Something happened tonight that made me question that, however.  A community that we are a part of has been going through a difficult time as of late.  Things happened, and quite honestly, I didn’t know how to respond.  Should I be sad?  Angry?  Bitter?  Scared?  And because I’m me, I just chose them all, flipping from one emotion to the next in any given moment of the day.  The world outside was a mess and so was the world inside my mind.

And then tonight there was a meeting about everything going on, and I didn’t know what to expect.  How would other people be responding?  And I found that everyone was pretty much responding in the same ways I was.  Surprise, fear, sadness, anger.  And people expressed those feelings.  In that expression, I heard my own issues and I felt a bit comforted by them.

But more than all of that, what I heard was mercy.  A wrong was (allegedly) done.  It was acknowledged.  Appropriate steps were taken.  But instead of wallowing in the darkness of what had happened, I found people searching for light.  People seeking ways to forgive.  People seeking ways to hate the sin but love the sinner.  People seeking ways to show mercy in a world where mercy is so very much needed.

Today I heard hope and because of that I heard peace.

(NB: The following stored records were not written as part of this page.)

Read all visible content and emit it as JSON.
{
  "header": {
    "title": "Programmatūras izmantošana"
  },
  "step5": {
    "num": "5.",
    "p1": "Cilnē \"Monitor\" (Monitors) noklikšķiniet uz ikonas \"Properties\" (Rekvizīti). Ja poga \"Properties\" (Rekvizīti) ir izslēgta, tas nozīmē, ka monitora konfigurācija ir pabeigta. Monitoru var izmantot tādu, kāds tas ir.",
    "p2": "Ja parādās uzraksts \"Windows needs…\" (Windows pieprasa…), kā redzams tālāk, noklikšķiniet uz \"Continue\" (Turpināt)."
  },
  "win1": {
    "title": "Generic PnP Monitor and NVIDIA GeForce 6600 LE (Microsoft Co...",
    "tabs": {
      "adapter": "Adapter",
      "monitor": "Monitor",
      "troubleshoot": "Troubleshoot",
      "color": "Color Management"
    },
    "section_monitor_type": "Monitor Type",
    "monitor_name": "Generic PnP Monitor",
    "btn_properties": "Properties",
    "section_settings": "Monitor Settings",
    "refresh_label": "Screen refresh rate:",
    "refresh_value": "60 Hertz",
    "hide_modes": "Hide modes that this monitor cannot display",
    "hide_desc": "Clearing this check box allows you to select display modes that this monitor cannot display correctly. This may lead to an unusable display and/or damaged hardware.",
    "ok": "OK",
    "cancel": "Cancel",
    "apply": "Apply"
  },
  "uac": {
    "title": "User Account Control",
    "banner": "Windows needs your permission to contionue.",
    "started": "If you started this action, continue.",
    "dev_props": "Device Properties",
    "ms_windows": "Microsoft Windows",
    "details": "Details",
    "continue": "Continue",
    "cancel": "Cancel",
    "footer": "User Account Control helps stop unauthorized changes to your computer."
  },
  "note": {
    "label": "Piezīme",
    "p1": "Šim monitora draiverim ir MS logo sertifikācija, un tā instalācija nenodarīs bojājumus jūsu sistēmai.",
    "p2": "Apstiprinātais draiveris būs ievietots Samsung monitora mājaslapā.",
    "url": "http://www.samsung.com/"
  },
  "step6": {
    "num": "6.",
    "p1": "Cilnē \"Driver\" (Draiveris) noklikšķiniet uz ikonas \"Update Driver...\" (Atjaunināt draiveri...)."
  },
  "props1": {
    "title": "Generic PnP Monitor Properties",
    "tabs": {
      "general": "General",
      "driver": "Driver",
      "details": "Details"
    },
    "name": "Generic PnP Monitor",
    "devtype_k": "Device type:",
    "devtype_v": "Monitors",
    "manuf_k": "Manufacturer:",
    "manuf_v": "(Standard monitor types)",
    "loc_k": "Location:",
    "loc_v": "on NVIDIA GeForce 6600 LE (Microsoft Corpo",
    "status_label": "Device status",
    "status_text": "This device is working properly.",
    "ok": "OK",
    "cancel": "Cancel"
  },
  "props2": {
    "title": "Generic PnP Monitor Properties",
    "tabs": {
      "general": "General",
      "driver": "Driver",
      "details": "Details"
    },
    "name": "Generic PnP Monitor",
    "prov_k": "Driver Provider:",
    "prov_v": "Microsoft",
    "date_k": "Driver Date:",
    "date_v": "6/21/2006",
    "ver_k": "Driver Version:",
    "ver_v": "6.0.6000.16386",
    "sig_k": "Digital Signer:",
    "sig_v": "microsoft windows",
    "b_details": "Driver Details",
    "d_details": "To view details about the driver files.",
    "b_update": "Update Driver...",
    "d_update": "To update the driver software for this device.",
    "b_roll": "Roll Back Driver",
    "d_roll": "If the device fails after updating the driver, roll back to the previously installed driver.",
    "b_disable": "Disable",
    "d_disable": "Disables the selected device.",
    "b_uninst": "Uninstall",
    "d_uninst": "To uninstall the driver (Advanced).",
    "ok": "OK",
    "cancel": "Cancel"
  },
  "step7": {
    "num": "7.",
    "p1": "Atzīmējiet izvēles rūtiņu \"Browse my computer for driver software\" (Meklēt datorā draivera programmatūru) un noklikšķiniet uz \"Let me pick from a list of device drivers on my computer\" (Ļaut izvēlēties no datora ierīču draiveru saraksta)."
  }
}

No one had any real answers.  No one had simple emotions.  But just like I come to time and time again when I try to write out my thoughts, the only way forward is to leave those hard feelings in the past.  Be angry and let it go.  Mourn and say goodbye.  Acknowledge the fear and then step forward.

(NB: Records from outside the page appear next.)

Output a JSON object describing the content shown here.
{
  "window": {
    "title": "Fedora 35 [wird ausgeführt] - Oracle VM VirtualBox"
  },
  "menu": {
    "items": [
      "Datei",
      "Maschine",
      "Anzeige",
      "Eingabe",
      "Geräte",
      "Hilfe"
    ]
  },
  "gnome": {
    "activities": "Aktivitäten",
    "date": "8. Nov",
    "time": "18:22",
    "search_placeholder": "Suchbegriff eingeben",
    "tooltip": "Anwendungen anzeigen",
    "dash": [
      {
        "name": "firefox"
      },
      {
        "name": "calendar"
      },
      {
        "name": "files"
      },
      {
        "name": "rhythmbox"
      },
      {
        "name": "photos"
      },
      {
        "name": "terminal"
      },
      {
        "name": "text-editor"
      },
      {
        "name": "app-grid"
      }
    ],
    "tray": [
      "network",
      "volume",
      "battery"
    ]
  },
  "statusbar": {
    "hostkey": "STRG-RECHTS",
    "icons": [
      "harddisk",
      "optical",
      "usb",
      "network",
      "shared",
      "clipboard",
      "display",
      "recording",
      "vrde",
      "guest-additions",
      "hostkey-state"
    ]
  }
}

Because the past is always messy and the past always leaves us with a complicated present.  And we can’t change that.

But what we can do is seek the simple answer, and the simple answer is to always follow love.  With eyes open to human weakness and hearts open to possible pain, we seek to love.

Because that’s the only answer that will make sense in the chaos.  It’s the only voice that will quiet the fears.  It’s the only door that will open to peace.

And without other people, I wouldn’t have found that.  Without the words of others, I would be left in the darkness with my worries and anger and sadness.  But when we reach out and we seek other souls, we can find answers.

Today I learned that no matter the situation, no matter the darkness, no matter the confusion or heartbreak, love is always there as our answer if only we will seek it.